Monday, December 30, 2013

Creamy Baked Onions

Creamy Baked Onions

I was at Meijer recently trying to figure out what I wanted to cook and was drawing blanks. I went to the store with an open mind and thought I would let what was on sale guide me, but after 20 minutes I wasn't having any luck. That is when I noticed a few recipe cards on a rack in the produce section. I took a look at one entitled "creamy baked onions" and it sounded like a nice little creation to try.

I thought that it would either be a disaster or something delicious.

They were sold out of the onions that the card called for so I substituted a different, larger kind. Other than that, I followed the recipe to a T and it turned out really tasty, the only problem was the onions. The larger onions were just to big to cook down into a soft sweet mess that would have resulted had I used the right kind. The outside layers were cooked through but the center couldn't get finished before the topping scorched. I didn't feel the dish was worth reproducing in a labor intensive information graphic like most of my posts, but there was stuff I wanted to mention.

Creamy Baked Onions
First is the yummy topping. Crushed herb stuffing mix tossed with butter and cheddar cheese was a flavorful and crispy garnish, I think this would be a great topping on scalloped potatoes or even mac and cheese. It was a creative way to ad some snappy flavor and crunch to the dish.

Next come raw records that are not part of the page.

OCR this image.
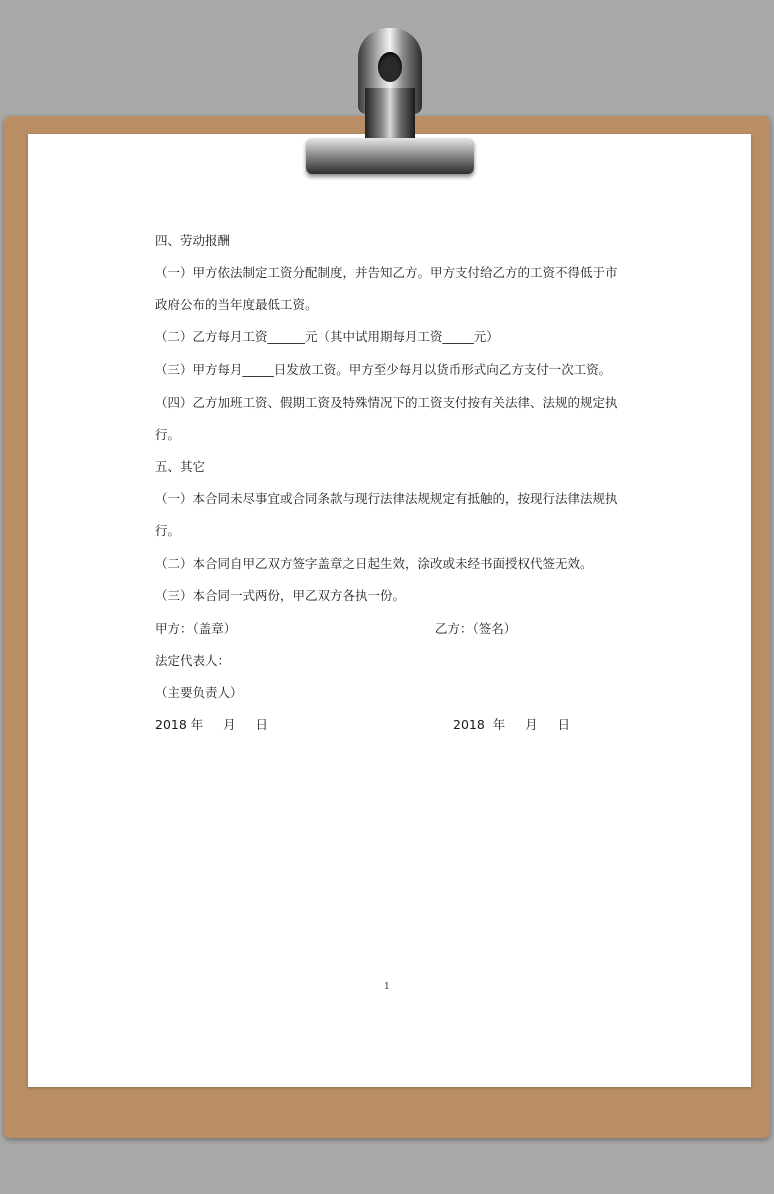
四、劳动报酬
（一）甲方依法制定工资分配制度，并告知乙方。甲方支付给乙方的工资不得低于市
政府公布的当年度最低工资。
（二）乙方每月工资______元（其中试用期每月工资_____元）
（三）甲方每月_____日发放工资。甲方至少每月以货币形式向乙方支付一次工资。
（四）乙方加班工资、假期工资及特殊情况下的工资支付按有关法律、法规的规定执
行。
五、其它
（一）本合同未尽事宜或合同条款与现行法律法规规定有抵触的，按现行法律法规执
行。
（二）本合同自甲乙双方签字盖章之日起生效，涂改或未经书面授权代签无效。
（三）本合同一式两份，甲乙双方各执一份。
甲方：（盖章）	乙方：（签名）
法定代表人：
（主要负责人）
2018 年     月     日	2018  年     月     日
1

Second is the sauce, the mixture cooked into a nice gravy that could be used in a number of different things like a casserole or some sort of creamy potato dish.

I can't wait to use some of these elements in an original dish and I'm going to keep a look out for those free recipe cards at the grocery store. This was a smart dish that will lead to some tasty treats in my near future!

Eat well, cook often ...

THE RECIPE
From "Market of Meijer" recipe card
1 hour, 15 minutes, side for 4 to 6
1 C Crushed herb seasoning stuffing mix
1/2 C cheddar cheese, shredded
2 Tbs Butter, melted
4 Large yellow onion, cut in half horizontally
1 Can Cream of chicken soup (10.75 oz)
2 C 2% milk
1/2 tsp Dried rosemary
1/8 tsp Ground nutmeg

Preheat oven to 350°

Topping
For the topping, combine stuffing mix, butter and cheese. Mix well and set aside.

Sauce
Whisk together soup, milk, rosemary, nutmeg and pepper to taste until well incorporated.

Assemble, bake dish
Place onions in a 9 x 13 baking dish. Pour sauce over onions. Cover with aluminum foil and bake for 30 minutes. Remove foil, top onions with topping. Bake 30 minutes more or until onions are soft and cooked through. Remove from oven let cool slightly. Spoon sauce over onions when served.